After hugging and handshaking and high-fiving his way through his Centennial house late last night, Tom Sullivan stood at the front door in a gray blazer and rumpled blue jeans and finally allowed himself to think about his son. It had been six years and nearly four months since Alex was murdered in an Aurora theater with 11 others, and now the 62-year-old had just scored an upset win for Colorado’s House District 37 seat.

“I think what I did is something any father would do for their child,” Tom told me as he choked back tears and his campaign team celebrated on the lawn. “I’m going to make a difference for people like Alex and for families like mine. I don’t have all the answers, but I know I have courage and determination.”

It was a surreal night at the Sullivan home, where Alex’s photos hang on walls and an upstairs closet is filled with condolence cards from around the world. When Alex was murdered on his 27th birthday in 2012, Tom was an employee with the United States Postal Service, an Air Force veteran who was looking forward to retirement and spending more time with his family.

After his son’s murder, Tom turned himself into perhaps Colorado’s most effective proponent of gun-safety laws. He went to rallies, met then-President Barack Obama, and visited the state Capitol more than 20 times to testify about pieces of gun control legislation. To put a face to his pain, Tom created a postcard with five photos of Alex at different ages and gave it to lawmakers. Printed below the photos, in block type, were the words “Alex Sullivan Murdered Aurora Theater Massacre 7-20-2012.”

“Politicians can ignore me, but I’ve dared them to ignore him,” Tom told me this past summer when I was reporting a profile of him for 5280. “Please don’t just say my son died. Alex was not taken. He was not lost. He did not pass away. My son was murdered.”
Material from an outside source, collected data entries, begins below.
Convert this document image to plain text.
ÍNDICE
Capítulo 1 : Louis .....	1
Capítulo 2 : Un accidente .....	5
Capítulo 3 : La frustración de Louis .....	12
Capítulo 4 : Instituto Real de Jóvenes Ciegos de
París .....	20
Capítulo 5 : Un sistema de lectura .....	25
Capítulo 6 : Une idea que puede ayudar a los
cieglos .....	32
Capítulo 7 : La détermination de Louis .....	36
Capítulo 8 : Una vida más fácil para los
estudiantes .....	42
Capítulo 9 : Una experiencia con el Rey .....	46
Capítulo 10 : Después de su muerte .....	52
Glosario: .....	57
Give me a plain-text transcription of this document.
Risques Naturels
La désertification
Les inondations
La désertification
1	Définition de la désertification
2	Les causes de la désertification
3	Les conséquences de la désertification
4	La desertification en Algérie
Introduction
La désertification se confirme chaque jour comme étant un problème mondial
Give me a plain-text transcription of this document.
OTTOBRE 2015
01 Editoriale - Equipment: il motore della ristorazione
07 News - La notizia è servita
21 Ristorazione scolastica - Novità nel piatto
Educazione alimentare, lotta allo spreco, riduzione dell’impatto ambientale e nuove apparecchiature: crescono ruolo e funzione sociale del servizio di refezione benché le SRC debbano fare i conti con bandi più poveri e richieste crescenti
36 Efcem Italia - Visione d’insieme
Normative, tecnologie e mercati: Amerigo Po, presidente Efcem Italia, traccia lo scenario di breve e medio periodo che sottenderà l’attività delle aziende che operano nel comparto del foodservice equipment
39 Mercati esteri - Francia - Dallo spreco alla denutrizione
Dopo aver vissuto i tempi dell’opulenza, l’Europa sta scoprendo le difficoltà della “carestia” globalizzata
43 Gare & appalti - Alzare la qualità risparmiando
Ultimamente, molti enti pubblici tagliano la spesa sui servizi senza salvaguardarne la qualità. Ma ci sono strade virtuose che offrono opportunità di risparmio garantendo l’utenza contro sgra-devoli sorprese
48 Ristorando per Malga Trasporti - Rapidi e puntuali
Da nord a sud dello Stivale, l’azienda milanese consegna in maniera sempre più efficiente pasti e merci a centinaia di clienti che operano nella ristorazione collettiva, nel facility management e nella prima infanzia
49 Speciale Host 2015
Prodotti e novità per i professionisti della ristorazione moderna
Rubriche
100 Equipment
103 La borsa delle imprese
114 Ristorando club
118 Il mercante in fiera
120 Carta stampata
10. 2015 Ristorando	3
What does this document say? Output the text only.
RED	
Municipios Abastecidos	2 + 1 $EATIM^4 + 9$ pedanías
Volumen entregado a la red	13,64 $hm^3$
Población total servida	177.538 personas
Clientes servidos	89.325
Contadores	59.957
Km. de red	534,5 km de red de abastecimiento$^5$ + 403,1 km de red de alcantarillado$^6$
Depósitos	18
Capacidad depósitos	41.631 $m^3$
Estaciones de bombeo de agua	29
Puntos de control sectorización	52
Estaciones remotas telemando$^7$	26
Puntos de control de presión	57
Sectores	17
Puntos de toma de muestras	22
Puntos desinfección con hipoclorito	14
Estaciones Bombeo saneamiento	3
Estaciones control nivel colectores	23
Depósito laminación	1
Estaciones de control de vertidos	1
Sullivan and his team knocked on tens of thousands of doors in the 37th District after announcing his candidacy in February—running on a Democratic platform that included gun control, infrastructure, and jobs as tent pole issues. “He’s taken [his] grief and channeled it into a constructive effort,” Governor John Hickenlooper told me in July. “Tom’s convictions are so deeply held. He’s spent so much time, not just thinking, but feeling. That creates a different type of person. There’s a depth in him you don’t see very often in life.”

On Tuesday night, friends and supporters packed into the living room to watch election results with Tom and his wife, Terry, a bus driver for the Cherry Creek School District. As results showed Tom holding roughly a six-point lead over Republican incumbent Cole Wist, he moved to the backyard and stood in the cold. Six years earlier, his yard had been flooded with friends and family mourning his son. Fewer than four months ago, on July 20, he’d sat here in the middle of the night, waiting quietly as the minutes crept toward the anniversary of his son’s murder.

Now he was smoking a Brick House cigar, waiting for the final vote tally, for the call that said he’d flipped a deeply red, suburban state House district that had never elected a Democrat.

“It’s happening,” his campaign treasurer whispered.

The call came before midnight. Tom raised his right arm into the air and Terry wrapped her arms around her husband. She buried her face into his neck and kissed his cheek. “I’m so proud of you,” she said, crying. Friends screamed and hugged. His campaign manager was outside, doubled over, hands on his knees, smiling.

“You need to call your mom!” Terry told her husband.

Tom went upstairs to change for his election party at an Arapahoe County hotel. In front of the closet where the condolence cards are stored, he pulled out his phone and dialed his mother’s number.

“Hi!” he said. “We won!”

When Tom reemerged, his wife smoothed the lapels on his sports coat. Tom hugged his daughter.

“Good job, Dad.”

“I love you.”

“Ooooohhhh! We did it!” Terry screamed.

With his campaign staff waiting outside, Tom stopped at the door. It was Independence Day weekend in 1992 when the Sullivans moved into this house, when Tom told his six-year-old son that this would be his place to sell someday. Nearly 20 years to the day, it became a place of unspeakable grief. On this night, there was laughter.

“When my children were born, I looked into their eyes and realized I needed to be better,” he told me. “I needed to be stronger and smarter and funnier. I worked every single day at those things. The only thing I wanted to make sure of was that my children are proud of me.

“Other people are going to do what I did. People will see this and know you don’t have to sit idly by and accept what is happening. Maybe I can be that example: If you put in the work, if you do what’s right, you can change a community.”